- Yumeji Modern: Designing the Everyday in Twentieth-Century Japan by Nozomi Naoi
Takehisa Yumeji (1884–1934) was a protean figure in Japanese art during the first quarter of the early twentieth century. As Japan’s preeminent artist-impresario of the time, Yumeji would surely have delighted in the culture industry that still circles around his art and persona. Influencing a style of female fashion and perhaps even a kind of feminine behavior during his lifetime, then called “saint Yumeji” by followers [End Page 209] who republished his work after his death, Yumeji has in the last thirty years inspired a Uniqlo fashion line; been the subject of a major film as well as a gakkai (study association) devoted to him; and formed the content of six dedicated museums as well as a long list of books, articles, and special exhibitions exploring his remarkable life and equally remarkable creative production.
Depending on the era and the interpreter, Yumeji has been celebrated or derided as an icon of progressive, antiestablishment values; an incarnation of modern decadence; a model of the astute artist-entrepreneur; an object lesson in the fickleness of taste and celebrity; and, finally, because of his death after a period of virtual self-exile, a victim of his own success and excess.

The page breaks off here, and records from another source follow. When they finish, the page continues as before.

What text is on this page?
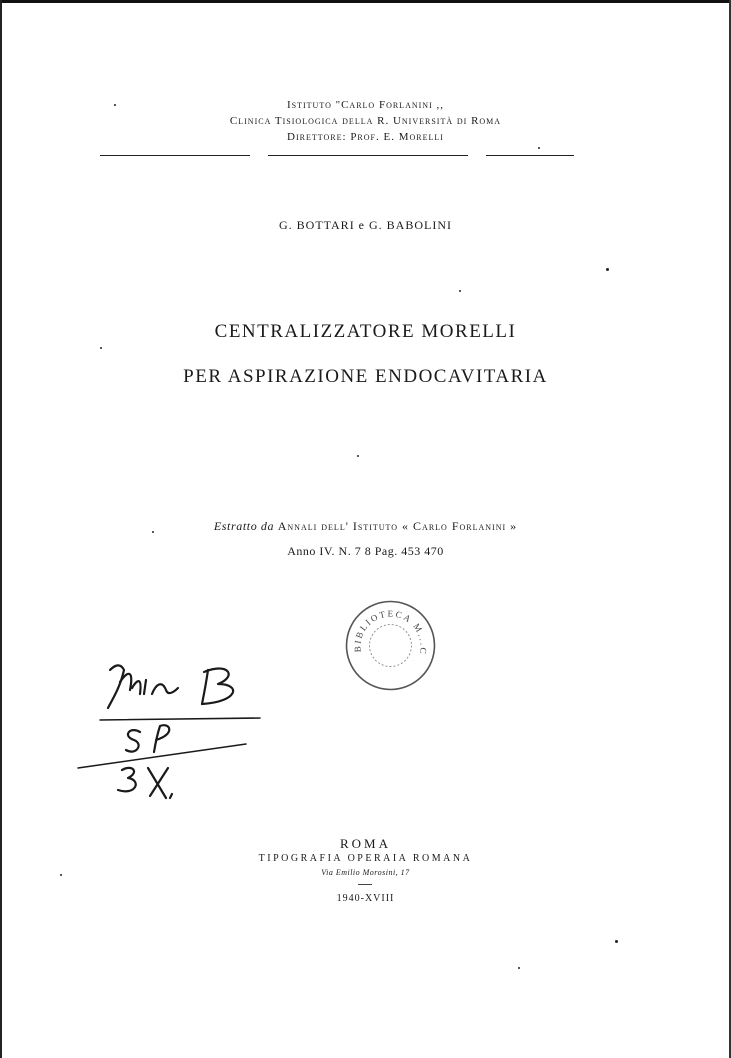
Istituto "Carlo Forlanini ,,
Clinica Tisiologica della R. Università di Roma
Direttore: Prof. E. Morelli
G. BOTTARI e G. BABOLINI
CENTRALIZZATORE MORELLI
PER ASPIRAZIONE ENDOCAVITARIA
Estratto da Annali dell' Istituto « Carlo Forlanini »
Anno IV. N. 7 8 Pag. 453 470
BIBLIOTECA M...C
ROMA
TIPOGRAFIA OPERAIA ROMANA
Via Emilio Morosini, 17
1940-XVIII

An author, Yumeji published poems, lyrics, essays, short stories, and an autobiographical novel. A fine artist, he designed prints for a broad audience and brushed screens and scrolls for wealthier patrons. A promoter and merchant, he exhibited the work of young artists and designed or at least commissioned the clothing, decorated paper, and clay dolls sold in his Minatoya shop-gallery. A prodigious illustrator, he produced innumerable cartoons, covers, and illustrations for books, music sheets, magazines, and newspapers, satisfying audiences from working-class (and elite) Marxists to middle-class children and well-to-do women. Although best known as the creator of the “Yumeji style” (Yumeji-shiki), often noted for its lyricism (jojō) and exemplified by bent-shouldered, long-faced beauties of doleful, ambiguous, or even (as this book calls it) “vacant” expression, Yumeji is also remembered for his simple ink sketches and for his careful naturalism and was an early exponent of Art Nouveau and Expressionism. More than perhaps any other artist of his era, Yumeji was shaped by—and helped give shape to—the period of intense social, economic, and cultural change that swept Japan in the first decades of the twentieth century. In the parlance of our day, he was a social influencer par excellence.
Given Yumeji’s enormous visual and literary output, the copious writing about him during his life, and the large and rapidly growing body of recent scholarship in Japanese, it is understandable that scholars in Europe and the Americas have perhaps been daunted by the thought of attempting a study on him. Equally, although Yumeji has long appealed to Japanese collectors, popular audiences, and some art historians, in Euro-American art history he has been tainted by the romantic mystique attached to his biography, and his art is conceived as a syrupy brew of adolescent taste and adult sentimentality expressed through the déclassé medium of illustration. In short, Yumeji has likely been ignored for being both too hard and too soft.
Nozomi Naoi thus deserves much praise for taking on Yumeji in what the bookflap identifies as the “first full-length English-language study.” Earlier, with Sabine Schenk, Naoi coauthored the introductory catalogue Takehisa Yumeji (Leiden: Hotei Publishing, 2015) on Yumeji’s work in the Nihon no hanga collection in Amsterdam. In Yumeji Modern, she briefly sketches out the artist’s paradigmatic work in the first chapter, then in the four following chapters examines his lesser-known roles as an illustrator for a socialist newspaper, a producer of personal art books (gashū), a leader and then follower of the sōsaku hanga (creative print) artists in the Tsukuhae [End Page 210] group, and finally the author of twenty-one sketches and short essays responding to the Great Kantō Earthquake of 1923.